After returning to the United States, the pair relocated to Connecticut, where they did part-time projects for local non-profits while raising and educating their three children. This grew into a home-schooling cooperative formed with other Quaker families from the Braun’s Quaker meeting, morphing eventually into the Connecticut Friends School. This school in turn led to what would eventually become the Quaker Intentional Village-Canaan (QIV-C), a sustainable, agriculturally-minded community of households in East Chatham, New York in 2000.
“We began to think, with a number of other folks, about what would we do to re-engineer our lives and what would be the major concepts that we would want to focus on,” explained Jens.
The community’s goals include striving to live in unity with the earth, and to include joy and creativity in one’s life, but pursuing these goals has proved a challenge. For example, sharing laundry machines reduces environmental strain, but increases strain on families with children.

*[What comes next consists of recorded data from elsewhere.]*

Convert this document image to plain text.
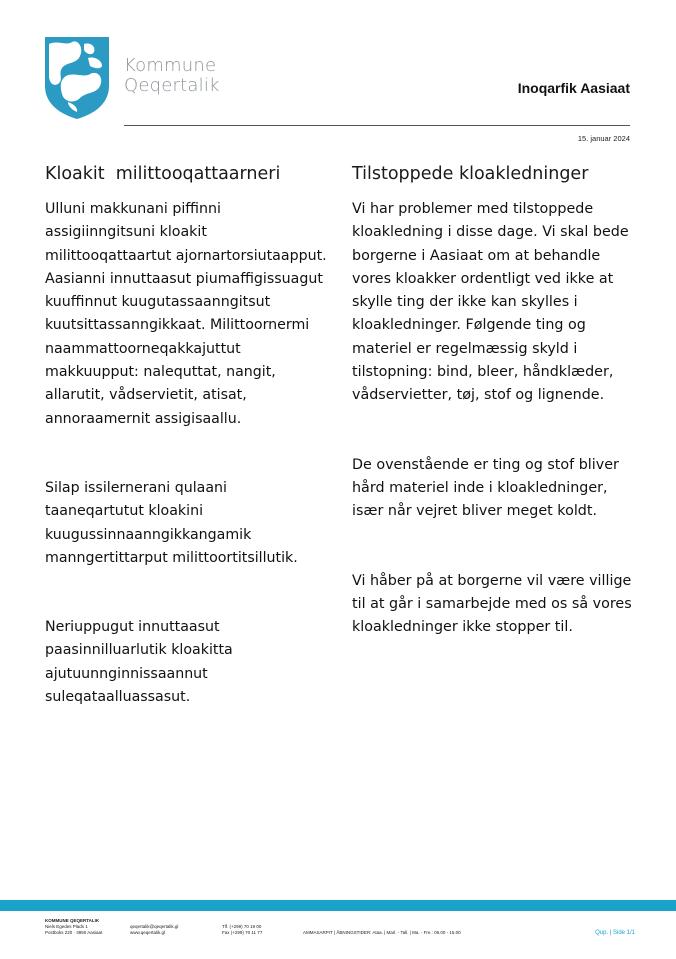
Kommune
Qeqertalik	Inoqarfik Aasiaat
15. januar 2024
Kloakit  milittooqattaarneri

Ulluni makkunani piffinni assigiinngitsuni kloakit milittooqattaartut ajornartorsiutaapput. Aasianni innuttaasut piumaffigissuagut kuuffinnut kuugutassaanngitsut kuutsittassanngikkaat. Milittoornermi naammattoorneqakkajuttut makkuupput: nalequttat, nangit, allarutit, vådservietit, atisat, annoraamernit assigisaallu.

Silap issilernerani qulaani taaneqartutut kloakini kuugussinnaanngikkangamik manngertittarput milittoortitsillutik.

Neriuppugut innuttaasut paasinnilluarlutik kloakitta ajutuunnginnissaannut suleqataalluassasut.

Tilstoppede kloakledninger

Vi har problemer med tilstoppede kloakledning i disse dage. Vi skal bede borgerne i Aasiaat om at behandle vores kloakker ordentligt ved ikke at skylle ting der ikke kan skylles i kloakledninger. Følgende ting og materiel er regelmæssig skyld i tilstopning: bind, bleer, håndklæder, vådservietter, tøj, stof og lignende.

De ovenstående er ting og stof bliver hård materiel inde i kloakledninger, især når vejret bliver meget koldt.

Vi håber på at borgerne vil være villige til at går i samarbejde med os så vores kloakledninger ikke stopper til.

KOMMUNE QEQERTALIK
Niels Egedes Plads 1
Postboks 220 · 3950 Aasiaat
qeqertalik@qeqertalik.gl
www.qeqertalik.gl
Tlf. (+299) 70 19 00
Fax (+299) 70 11 77	AMMASARPIT | ÅBNINGSTIDER: Ataa. | Marl. - Tall. | Ma. - Fre.: 09.00 - 15.00	Qup. | Side 1/1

From these tight circumstances emerged Jens and Spee’s guiding principle, “Safety Fourth.” A play on the maxim, “Safety First,” the idea behind this principle is that there are things worth prioritizing before one’s safety. For the Brauns, this includes the spiritual realm, family and community, and finding the goodness and beauty that the world has to offer.
“Playgrounds – go to the highest place, practice balance, practice learning what your muscles can do, get a sense of who you are as a body,” Jens elaborated. “That’s more important than worrying about if you’re going to fall.”
While at Haverford, Jens and Spee shared their story with community members by teaching classes, visiting student groups, and meeting with members of the senior staff as well as individual students, in addition to hosting public events and workshops such as “Is Quakerism at Haverford a Myth?” and an Alternatives to Violence Basic workshop.
“When we do get in one-on-one or one-on-two conversations with Haverford students, they have fabulous questions, but they also have great insight,” said Spee.
Jens agreed, and commended Haverford students for their commitment to self-governance.
“I have a sense of Haverford students being really taken by things like the Honor Code, and the ability to, have some control within the context of this large institution…some say, some voice in some of the issues that are going on, and that’s been a real pleasure to see,” said Jens.
Although their campus visit has come to a close, several Haverford students will have the opportunity to spend their spring break with Jens and Spee at the QIV-C, and experience living in a Quaker intentional community. According to Spee, this will range from learning what it means to take a chicken from “coop to soup,” as well as how to live peacefully with other people in a community.